Outside, the sky burned like a lesson. Chantal watched silently as planets turned in their indifferent orbits. She had flown close before and burned. Tonight, she had come back with one small thing that could change many lives—or nothing at all.

"Just get the drive," Tomas had said. "No fireworks, no heroics."

"On the ground. The beacon’s still hot," she replied, voice low. "I can see movement in the northern corridor. Two guards, maybe three." chantal del sol icarus fallenpdf

Chantal tightened her grip on the drive. "Some of us never stop flying."

He laughed, not unkindly. "Always the moralist." Outside, the sky burned like a lesson

The fight ended not in a clash but in a silent truce. They both heard the distant thunder closing in; they both understood the calculus. The man nodded once and stepped back into the shadow. "You know the exit," he said. "Don't make me regret it."

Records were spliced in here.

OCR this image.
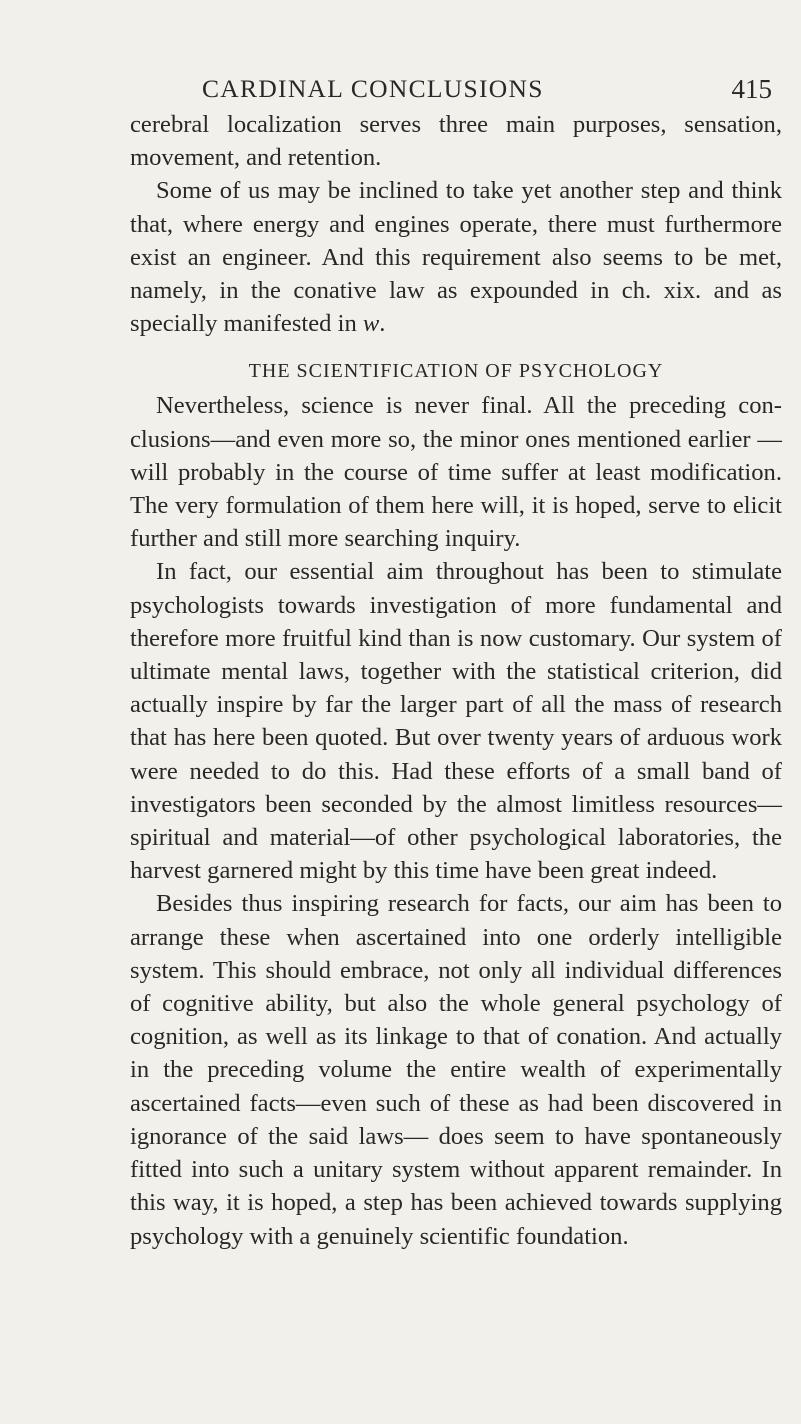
CARDINAL CONCLUSIONS	415

cerebral localization serves three main purposes, sensation, movement, and retention.

Some of us may be inclined to take yet another step and think that, where energy and engines operate, there must furthermore exist an engineer. And this requirement also seems to be met, namely, in the conative law as expounded in ch. xix. and as specially manifested in w.

THE SCIENTIFICATION OF PSYCHOLOGY

Nevertheless, science is never final. All the preceding conclusions—and even more so, the minor ones mentioned earlier —will probably in the course of time suffer at least modification. The very formulation of them here will, it is hoped, serve to elicit further and still more searching inquiry.

In fact, our essential aim throughout has been to stimulate psychologists towards investigation of more fundamental and therefore more fruitful kind than is now customary. Our system of ultimate mental laws, together with the statistical criterion, did actually inspire by far the larger part of all the mass of research that has here been quoted. But over twenty years of arduous work were needed to do this. Had these efforts of a small band of investigators been seconded by the almost limitless resources—spiritual and material—of other psychological laboratories, the harvest garnered might by this time have been great indeed.

Besides thus inspiring research for facts, our aim has been to arrange these when ascertained into one orderly intelligible system. This should embrace, not only all individual differences of cognitive ability, but also the whole general psychology of cognition, as well as its linkage to that of conation. And actually in the preceding volume the entire wealth of experimentally ascertained facts—even such of these as had been discovered in ignorance of the said laws— does seem to have spontaneously fitted into such a unitary system without apparent remainder. In this way, it is hoped, a step has been achieved towards supplying psychology with a genuinely scientific foundation.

"Why take this risk?" the man asked finally. "You could walk away, Chantal." Tonight, she had come back with one small

"Maybe I did," she replied, tucking the drive away where its secrets would find careful hands. "But I pulled my wings back in time."

On the shuttle, Tomas met her with a look that mixed relief and reproach. "You did good," he said. "But you looked like you wanted to jump."

The alarms did not sound. Instead, far away, something else tore the quiet—a low keening, a vibration in the air like distant thunder. Chantal paused. Her skin prickled with instinct; her eyes rose to the sky where a smear of metal glinted on the horizon. A transport—no, a battlecruiser—drifted overhead, its shadow passing like a promise.

They called her Icarus among certain circles—half in jest, half in warning. She had flown too close to things that burned: corrupt regimes, impossible missions, love affairs with men who left scorch marks. The name fit now, as ash clung to her suit and the sky above the city showed the faint ghost of a dissolved sun.